The door of the bedchamber was closed and he was obliged to set her upon her feet before he could open it. Gently he drew her inside. Jed had done a good job. A hearty fire now blazed in the hearth and the heavy curtains had been pulled across the windows, shutting out the night and adding considerably to the comfort of the little room. There was even a warming pan standing in one corner, ready to fill with coals later to warm the sheets before gently laying this beautiful creature in the bed. Once she had been undressed, of course. Most likely she was soaked through to her soft, ivory skin.... Ross felt himself growing hard at the thought of it.
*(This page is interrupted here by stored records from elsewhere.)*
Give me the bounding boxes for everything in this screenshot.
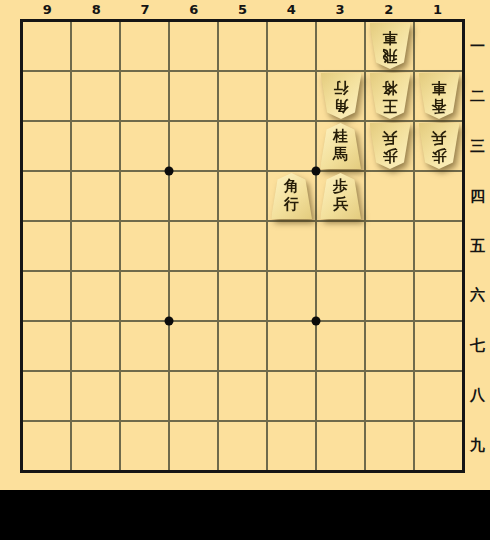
- board-cell-2-6[interactable]: [366, 272, 413, 320]
- board-cell-1-7[interactable]: [415, 322, 462, 370]
- rank-label-2: 二: [465, 72, 490, 122]
- shogi-piece-sente-bishop[interactable]: 角行: [271, 173, 312, 219]
- shogi-app: 987654321 一二三四五六七八九 飛車角行王将香車桂馬歩兵歩兵角行歩兵: [0, 0, 490, 540]
- board-cell-8-8[interactable]: [72, 372, 119, 420]
- koma-kanji: 車: [431, 79, 446, 97]
- koma-kanji: 王: [382, 96, 397, 114]
- board-cell-7-5[interactable]: [121, 222, 168, 270]
- koma-kanji: 行: [284, 196, 299, 214]
- shogi-piece-gote-king[interactable]: 王将: [369, 73, 410, 119]
- board-cell-5-5[interactable]: [219, 222, 266, 270]
- board-cell-2-9[interactable]: [366, 422, 413, 470]
- koma-kanji: 将: [382, 79, 397, 97]
- hoshi-dot: [165, 167, 174, 176]
- board-cell-1-9[interactable]: [415, 422, 462, 470]
- board-cell-2-8[interactable]: [366, 372, 413, 420]
- file-label-3: 3: [316, 0, 365, 19]
- file-label-2: 2: [364, 0, 413, 19]
- rank-label-1: 一: [465, 22, 490, 72]
- shogi-piece-gote-pawn[interactable]: 歩兵: [418, 123, 459, 169]
- koma-face: 王将: [369, 73, 410, 119]
- board-cell-5-1[interactable]: [219, 22, 266, 70]
- koma-face: 歩兵: [418, 123, 459, 169]
- board-cell-6-5[interactable]: [170, 222, 217, 270]
- board-cell-8-2[interactable]: [72, 72, 119, 120]
- board-cell-1-6[interactable]: [415, 272, 462, 320]
- file-label-1: 1: [413, 0, 462, 19]
- board-cell-3-9[interactable]: [317, 422, 364, 470]
- koma-kanji: 馬: [333, 146, 348, 164]
- koma-kanji: 歩: [333, 178, 348, 196]
- rank-coordinates: 一二三四五六七八九: [465, 22, 490, 470]
- koma-kanji: 行: [333, 79, 348, 97]
- board-cell-4-7[interactable]: [268, 322, 315, 370]
- board-cell-8-5[interactable]: [72, 222, 119, 270]
- board-cell-3-7[interactable]: [317, 322, 364, 370]
- koma-face: 歩兵: [369, 123, 410, 169]
- koma-face: 飛車: [369, 23, 410, 69]
- board-cell-8-6[interactable]: [72, 272, 119, 320]
- koma-kanji: 香: [431, 96, 446, 114]
- board-cell-5-4[interactable]: [219, 172, 266, 220]
- shogi-piece-gote-bishop[interactable]: 角行: [320, 73, 361, 119]
- shogi-piece-gote-rook[interactable]: 飛車: [369, 23, 410, 69]
- koma-kanji: 歩: [431, 146, 446, 164]
- koma-kanji: 桂: [333, 128, 348, 146]
- bottom-bar: [0, 490, 490, 540]
- board-cell-5-7[interactable]: [219, 322, 266, 370]
- board-cell-7-9[interactable]: [121, 422, 168, 470]
- board-cell-3-6[interactable]: [317, 272, 364, 320]
- file-coordinates: 987654321: [23, 0, 462, 19]
- board-cell-6-4[interactable]: [170, 172, 217, 220]
- shogi-piece-sente-knight[interactable]: 桂馬: [320, 123, 361, 169]
- board-cell-2-4[interactable]: [366, 172, 413, 220]
- board-cell-3-8[interactable]: [317, 372, 364, 420]
- board-cell-7-8[interactable]: [121, 372, 168, 420]
- board-cell-7-6[interactable]: [121, 272, 168, 320]
- board-cell-7-3[interactable]: [121, 122, 168, 170]
- board-cell-6-9[interactable]: [170, 422, 217, 470]
- board-cell-1-8[interactable]: [415, 372, 462, 420]
- board-cell-9-5[interactable]: [23, 222, 70, 270]
- koma-face: 桂馬: [320, 123, 361, 169]
- file-label-8: 8: [72, 0, 121, 19]
- board-cell-7-1[interactable]: [121, 22, 168, 70]
- rank-label-9: 九: [465, 420, 490, 470]
- board-cell-4-1[interactable]: [268, 22, 315, 70]
- file-label-4: 4: [267, 0, 316, 19]
- board-cell-4-2[interactable]: [268, 72, 315, 120]
- board-cell-4-5[interactable]: [268, 222, 315, 270]
- hoshi-dot: [312, 317, 321, 326]
- board-cell-7-4[interactable]: [121, 172, 168, 220]
- board-cell-1-4[interactable]: [415, 172, 462, 220]
- koma-kanji: 兵: [431, 129, 446, 147]
- board-cell-5-6[interactable]: [219, 272, 266, 320]
- board-cell-6-6[interactable]: [170, 272, 217, 320]
- board-cell-4-6[interactable]: [268, 272, 315, 320]
- board-cell-7-7[interactable]: [121, 322, 168, 370]
- rank-label-6: 六: [465, 271, 490, 321]
- board-cell-6-3[interactable]: [170, 122, 217, 170]
- koma-face: 香車: [418, 73, 459, 119]
- board-cell-3-5[interactable]: [317, 222, 364, 270]
- board-cell-5-8[interactable]: [219, 372, 266, 420]
- board-cell-9-6[interactable]: [23, 272, 70, 320]
- board-cell-9-7[interactable]: [23, 322, 70, 370]
- rank-label-3: 三: [465, 122, 490, 172]
- board-cell-9-1[interactable]: [23, 22, 70, 70]
- board-cell-4-8[interactable]: [268, 372, 315, 420]
- file-label-5: 5: [218, 0, 267, 19]
- board-cell-1-1[interactable]: [415, 22, 462, 70]
- rank-label-7: 七: [465, 321, 490, 371]
- board-cell-4-9[interactable]: [268, 422, 315, 470]
- board-cell-6-2[interactable]: [170, 72, 217, 120]
- board-cell-6-7[interactable]: [170, 322, 217, 370]
- board-cell-6-1[interactable]: [170, 22, 217, 70]
- koma-kanji: 角: [284, 178, 299, 196]
- shogi-piece-gote-pawn[interactable]: 歩兵: [369, 123, 410, 169]
- rank-label-8: 八: [465, 370, 490, 420]
- koma-kanji: 車: [382, 29, 397, 47]
- koma-face: 歩兵: [320, 173, 361, 219]
- koma-face: 角行: [271, 173, 312, 219]
- koma-kanji: 兵: [382, 129, 397, 147]
- board-cell-7-2[interactable]: [121, 72, 168, 120]
- board-cell-4-3[interactable]: [268, 122, 315, 170]
- board-cell-5-9[interactable]: [219, 422, 266, 470]
- board-cell-2-5[interactable]: [366, 222, 413, 270]
- board-cell-8-1[interactable]: [72, 22, 119, 70]
- board-cell-2-7[interactable]: [366, 322, 413, 370]
- board-cell-9-3[interactable]: [23, 122, 70, 170]
- koma-kanji: 兵: [333, 196, 348, 214]
- board-cell-9-9[interactable]: [23, 422, 70, 470]
- board-cell-3-1[interactable]: [317, 22, 364, 70]
- shogi-piece-gote-lance[interactable]: 香車: [418, 73, 459, 119]
- board-cell-5-3[interactable]: [219, 122, 266, 170]
- board-cell-6-8[interactable]: [170, 372, 217, 420]
- koma-kanji: 歩: [382, 146, 397, 164]
- board-cell-8-3[interactable]: [72, 122, 119, 170]
- file-label-7: 7: [121, 0, 170, 19]
- board-cell-8-9[interactable]: [72, 422, 119, 470]
- file-label-9: 9: [23, 0, 72, 19]
- board-cell-9-4[interactable]: [23, 172, 70, 220]
- koma-kanji: 角: [333, 96, 348, 114]
- file-label-6: 6: [169, 0, 218, 19]
- koma-kanji: 飛: [382, 46, 397, 64]
- board-cell-9-2[interactable]: [23, 72, 70, 120]
- hoshi-dot: [165, 317, 174, 326]
- shogi-piece-sente-pawn[interactable]: 歩兵: [320, 173, 361, 219]
- koma-face: 角行: [320, 73, 361, 119]
- board-cell-9-8[interactable]: [23, 372, 70, 420]
- board-cell-1-5[interactable]: [415, 222, 462, 270]
- board-cell-5-2[interactable]: [219, 72, 266, 120]
- board-cell-8-4[interactable]: [72, 172, 119, 220]
- rank-label-4: 四: [465, 171, 490, 221]
- board-cell-8-7[interactable]: [72, 322, 119, 370]
- rank-label-5: 五: [465, 221, 490, 271]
He uttered up a silent prayer. This might be the place, but it was certainly
the time for such thoughts. He summoned up all the years of naval discipline to his aid.

‘Well, now,’ he said crisply, ‘you must get out of those wet clothes.’

* * *

Dazed and exhausted, Charity pulled at the strings of her cloak and allowed it to slip unheeded to the floor. She was aware of Ross scooping it up and throwing it over a chair, together with his own greatcoat. Slowly she peeled off her long silk gloves. They were wet from the snow and she thought in a detached way that they were quite ruined.